Late Saturday night we used a short-lived break in foul weather to explore the Death Valley and get to the bottom of an icefall below the West Rib ridge to deposit our cache for Cassin.
This year no climber has been to this narrow valley filled with a overflowing marzipan glacier. Imagine a multi-layered wedding cake with severely cracked white icing. Decorating went wrong. That’s the Death Valley’s filling that is surrounded by spectacular iced rock southern ridges of Denali on the left and no less spectacular steep slopes decorated by overhanging seracs on the right.

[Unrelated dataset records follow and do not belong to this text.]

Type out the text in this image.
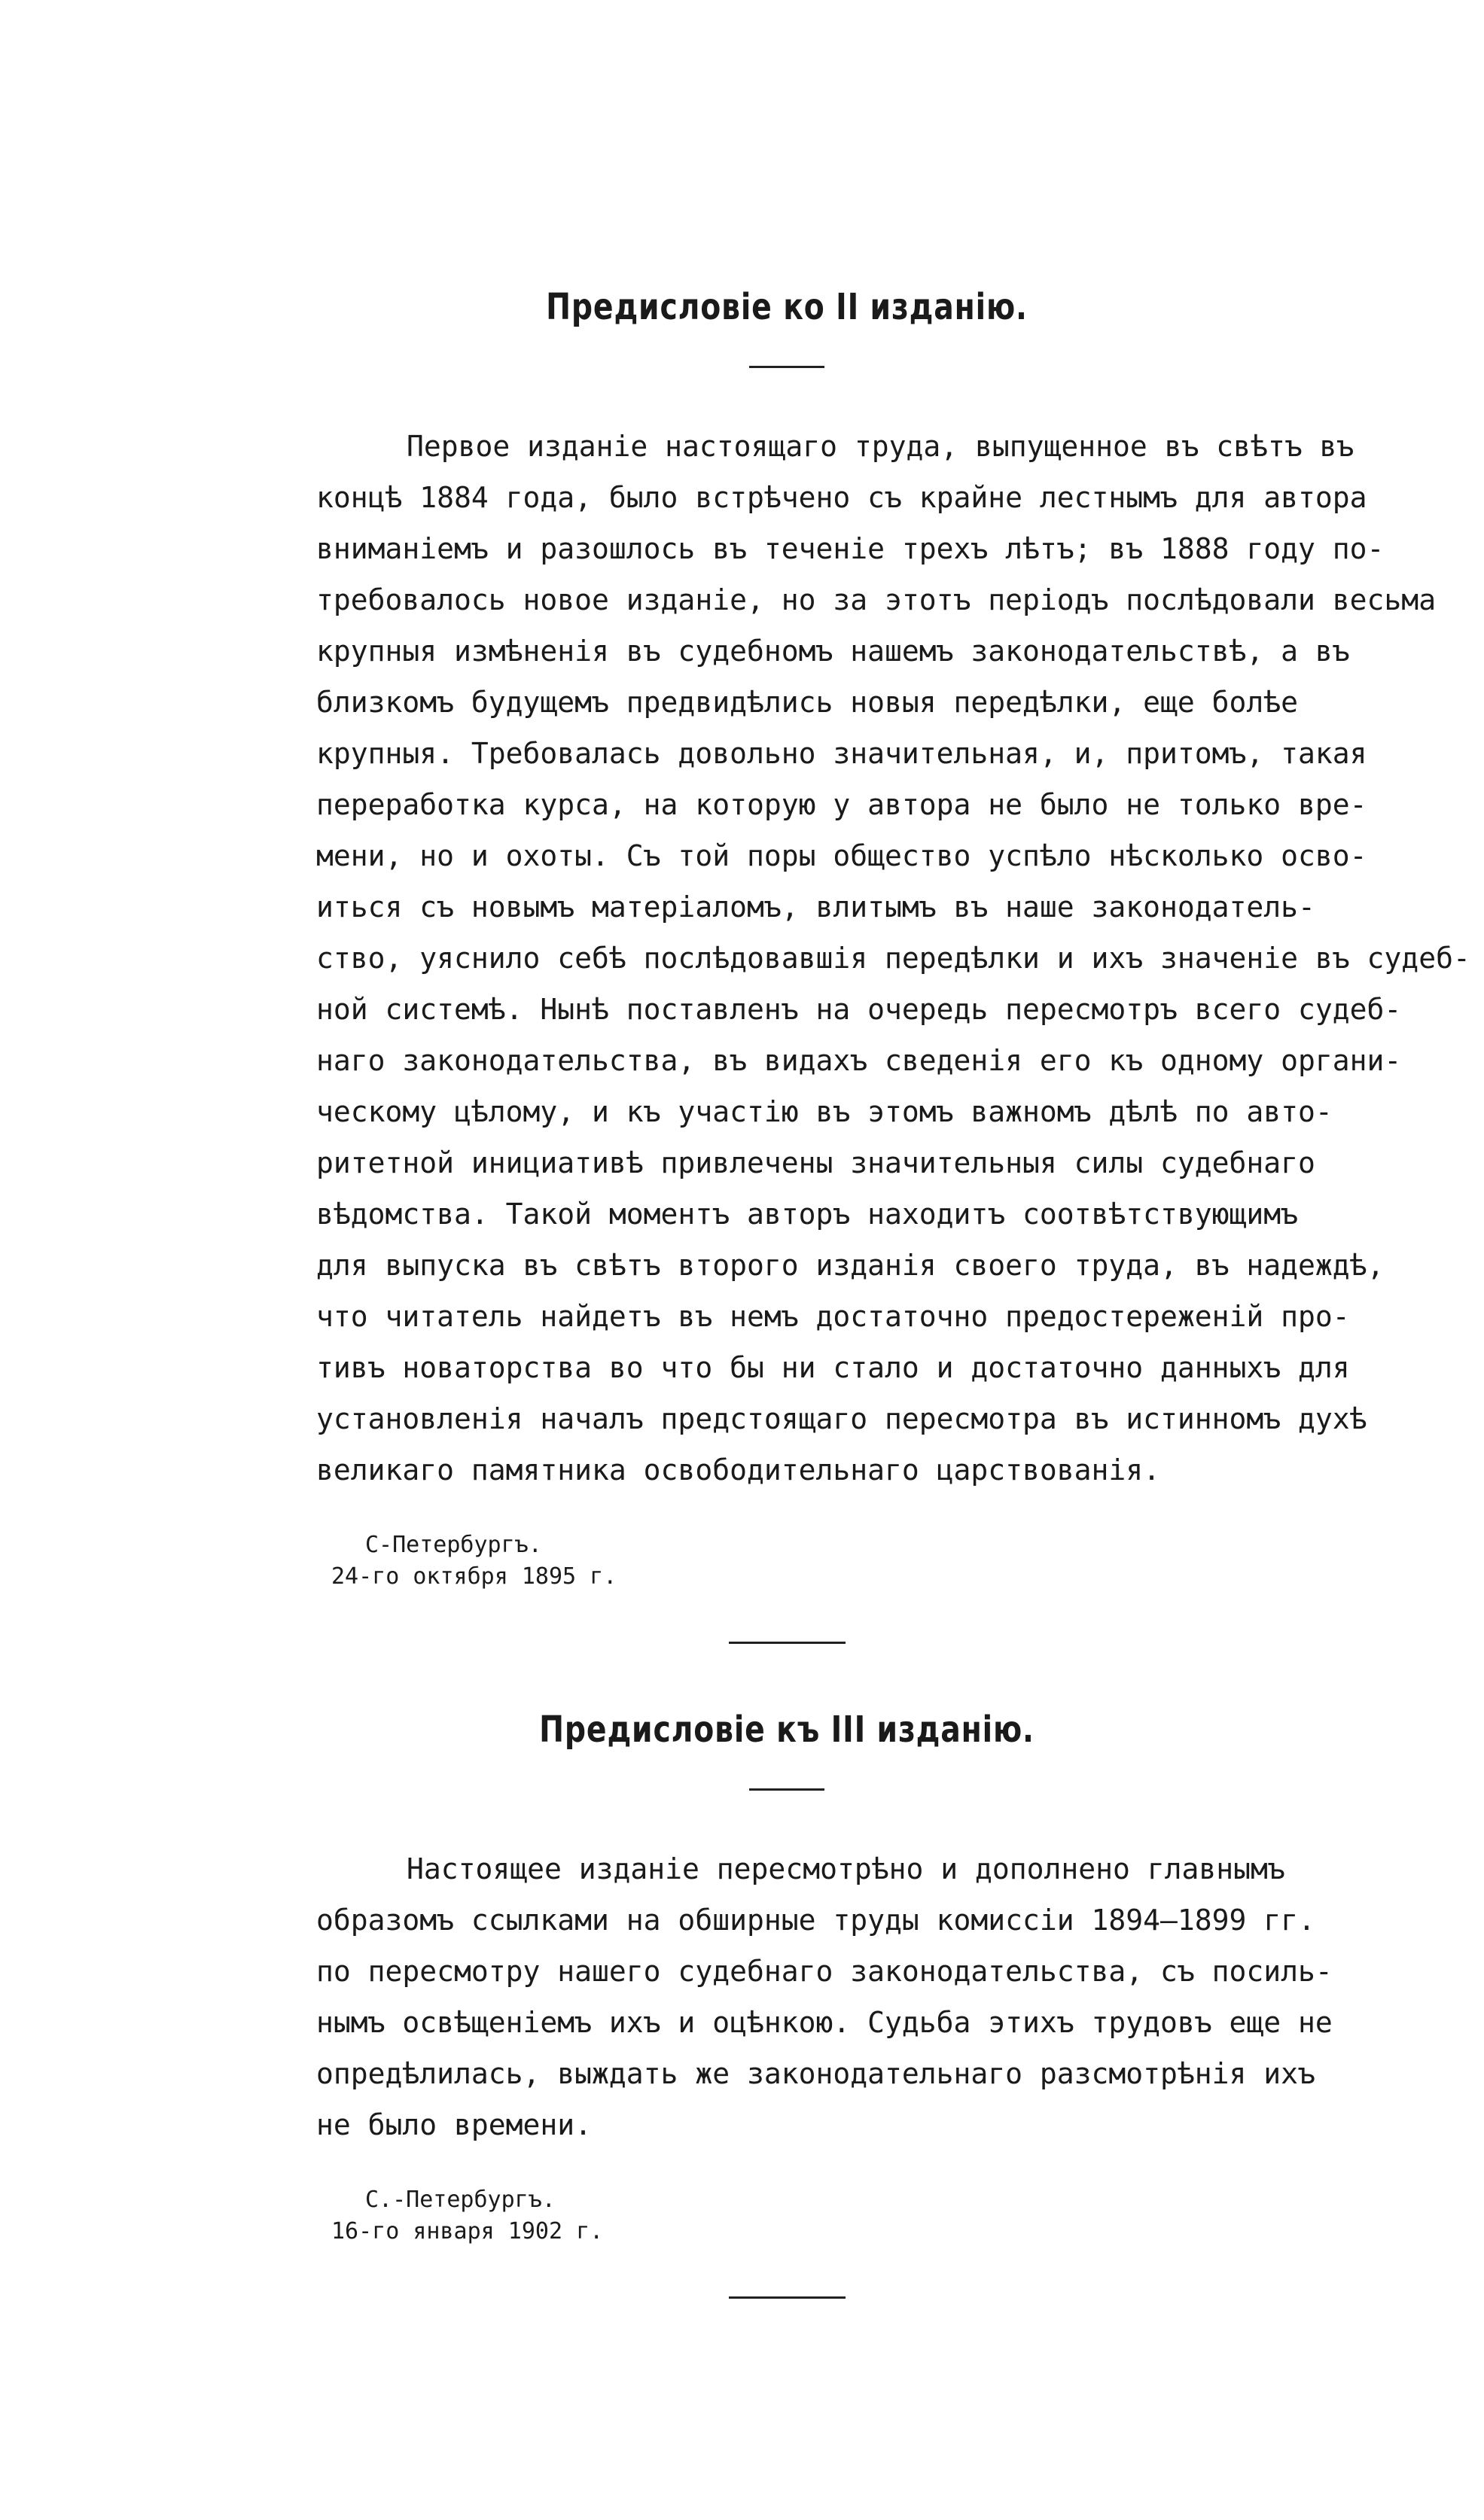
Предисловіе ко II изданію.
Первое изданіе настоящаго труда, выпущенное въ свѣтъ въ
концѣ 1884 года, было встрѣчено съ крайне лестнымъ для автора
вниманіемъ и разошлось въ теченіе трехъ лѣтъ; въ 1888 году по-
требовалось новое изданіе, но за этотъ періодъ послѣдовали весьма
крупныя измѣненія въ судебномъ нашемъ законодательствѣ, а въ
близкомъ будущемъ предвидѣлись новыя передѣлки, еще болѣе
крупныя. Требовалась довольно значительная, и, притомъ, такая
переработка курса, на которую у автора не было не только вре-
мени, но и охоты. Съ той поры общество успѣло нѣсколько осво-
иться съ новымъ матеріаломъ, влитымъ въ наше законодатель-
ство, уяснило себѣ послѣдовавшія передѣлки и ихъ значеніе въ судеб-
ной системѣ. Нынѣ поставленъ на очередь пересмотръ всего судеб-
наго законодательства, въ видахъ сведенія его къ одному органи-
ческому цѣлому, и къ участію въ этомъ важномъ дѣлѣ по авто-
ритетной инициативѣ привлечены значительныя силы судебнаго
вѣдомства. Такой моментъ авторъ находитъ соотвѣтствующимъ
для выпуска въ свѣтъ второго изданія своего труда, въ надеждѣ,
что читатель найдетъ въ немъ достаточно предостереженій про-
тивъ новаторства во что бы ни стало и достаточно данныхъ для
установленія началъ предстоящаго пересмотра въ истинномъ духѣ
великаго памятника освободительнаго царствованія.
С-Петербургъ.
24-го октября 1895 г.
Предисловіе къ III изданію.
Настоящее изданіе пересмотрѣно и дополнено главнымъ
образомъ ссылками на обширные труды комиссіи 1894—1899 гг.
по пересмотру нашего судебнаго законодательства, съ посиль-
нымъ освѣщеніемъ ихъ и оцѣнкою. Судьба этихъ трудовъ еще не
опредѣлилась, выждать же законодательнаго разсмотрѣнія ихъ
не было времени.
С.-Петербургъ.
16-го января 1902 г.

Moving through a terrain like this is a great adventure. Different from a fixed-rope route of the Khumbu icefall or a well-trodden, still challenging, path of the West Buttress, the normal route on Denali. Key core skill required is an ability to move on glacial terrain amidst giant crevasses, awareness of the time of the day one can travel under seracs and a gut feeling for when it is time to stop. I am very fortunate to have extremely skilled and experienced climbing partners who have successfully summited avalanche prone deadly Pomori and several of equally menacing peaks in Pamir with a list of many achievements extending to climbing Everest without oxygen. They have the hard and soft skills of helping the team navigate and climb Cassin, this rarely attempted elegant Alpine route.
Last night we moved quickly covering some 5km of slopping deeply crevassed zigzag in 4 hours. That sounds like a snail pace but here it’s a hair’s feat. Given that Kalhitna glacier moves every year, there are no helpful topo maps. One has to move by trial and error. That makes it traveling here both treacherous and exciting. We managed to get to the bottom of the icefall – a small version of Everest’s Khumbu – by 11pm, still light in Alaskan white night. From here it’s a 400m climb to the base of Cassin. Good weather gave way to a whiteout. We have dug a hole to deposit food and equipment before retracing our steps back to camp 1.
The snow blizzard on the way down was quickly filling our footprints. By 1am we were in a tent peering over photographs of the route , sharing jokes and eating good hearty meal. Replenish and restore before a weather window gives us a chance to move up.